Each individual owns an explicit DNA sequence, composed of \(0\)s and \(1\)s for Standard and Eukaryote Aevol, and ATGCs in 4-Bases Aevol. Genomes are double-stranded, with complementary bases on each strand. Leading and Lagging strands are read in opposite directions.

On the sequence, promoters are recognized using a consensus patterns and mark the mRNA start sites.
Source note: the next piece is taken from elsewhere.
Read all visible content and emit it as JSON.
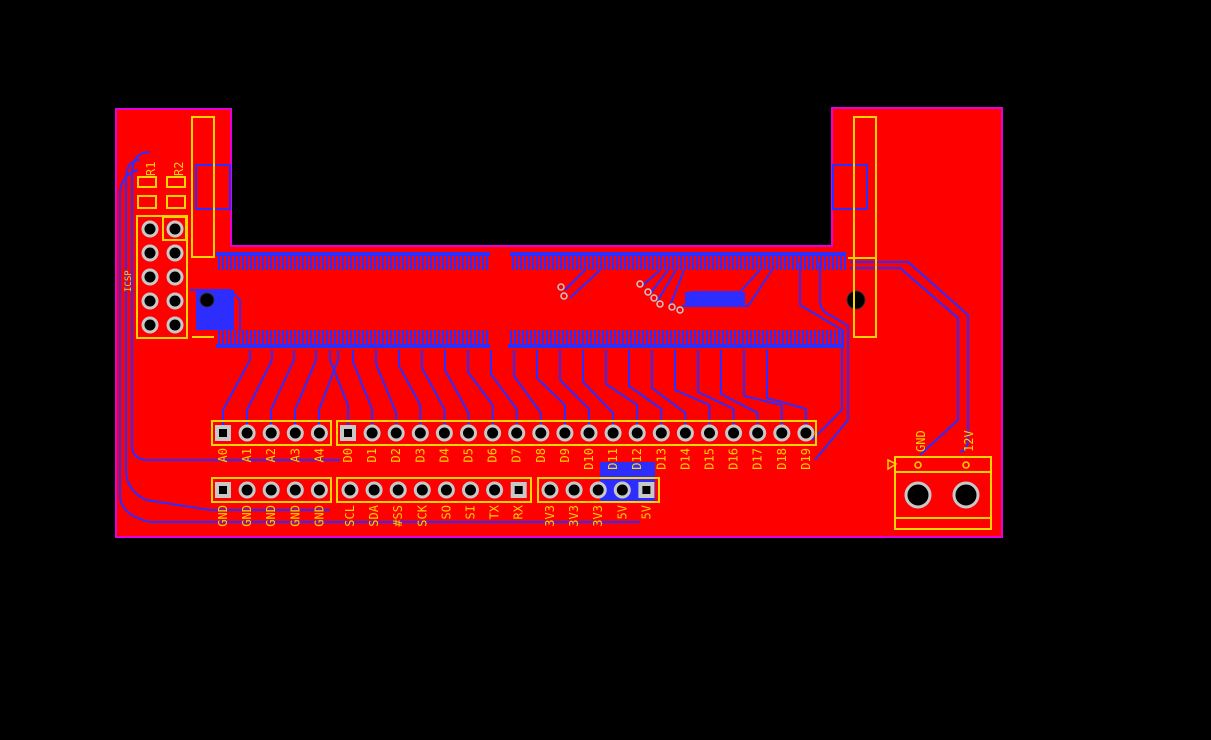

Their activity is inversely proportional to its distance from the consensus and determines the level of expression of all the protein-coding genes located on the corresponding mRNA. An mRNA ends at the first encountered terminator sequence, which are sequences that would form a stem-loop structure, alike to ρ-independent bacterial terminators.
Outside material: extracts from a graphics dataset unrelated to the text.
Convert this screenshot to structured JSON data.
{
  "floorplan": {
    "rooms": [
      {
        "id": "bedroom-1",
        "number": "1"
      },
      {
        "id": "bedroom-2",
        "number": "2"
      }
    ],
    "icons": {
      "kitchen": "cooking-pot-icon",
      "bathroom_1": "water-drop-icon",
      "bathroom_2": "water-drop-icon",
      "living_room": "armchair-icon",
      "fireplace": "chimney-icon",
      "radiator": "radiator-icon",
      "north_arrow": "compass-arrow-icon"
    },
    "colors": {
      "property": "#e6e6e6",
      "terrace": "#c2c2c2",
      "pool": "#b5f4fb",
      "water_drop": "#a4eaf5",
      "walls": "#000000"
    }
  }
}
On each mRNA, another layer of pattern recognition defines potential genes. The translation is initiated by a Shine-Dalgarno-like sequence followed by a Start codon, and continues until a Stop codon is reached. Each codon lying between the initiation and termination signals is translated into an abstract “amino-acid’’ using an artificial genetic code, thus giving rise to the protein’s primary sequence.

Each protein’s primary sequence is then “folded” into a mathematical function defining the protein’s contribution to the phenotype. This phenotypic contribution is defined as a triangular function. The x-axis represents functional traits, and the y-ayis the activation level of said-trait. The phenotype of an individual is the sum of all these protein functions.

Mutations

Upon replication of an individual, mutations may occur in the sequence. They do not have a predefined fitness effect, as they are applied to positions drawn at random in the genome and the new phenotype is computed afterward.

Mutations can be chromosomal rearrangements (inversions, translocations, duplications, or deletions), or local events (point mutations, InDels). Their rates are per-base and are defined for each mutation type separately.

Selection

The population follows a generational model: the whole population is replaced at each generation, and individuals compete to populate the next generation. This competition can either be global, or local on a pre-defined neighborhood, except in the Eukaryote model that only allows for global selection. Reproduction is asexual in Standard and 4-Bases Aevol while it is sexual in Eukaryote Aevol. In the latter case, there can be selfing at a predefined rate, and there is always one meiotic recombination upon gametes production.

References

  • Vincent Liard, Jonathan Rouzaud-Cornabas, Nicolas Comte, Guillaume Beslon (2017). A 4-base model for the Aevol in-silico experimental evolution platform. Proceedings of ECAL 2017, the Fourteenth European Conference on Artificial Life.
  • Hugo Daudey, David P. Parsons, Eric Tannier, Vincent Daubin, Bastien Boussau, Vincent Liard, Romain Gallé, Jonathan Rouzaud-Cornabas, Guillaume Beslon (2024). Aevol_4b: Bridging the gap between artificial life and bioinformatics. Proceedings of the 2024 Artificial Life Conference.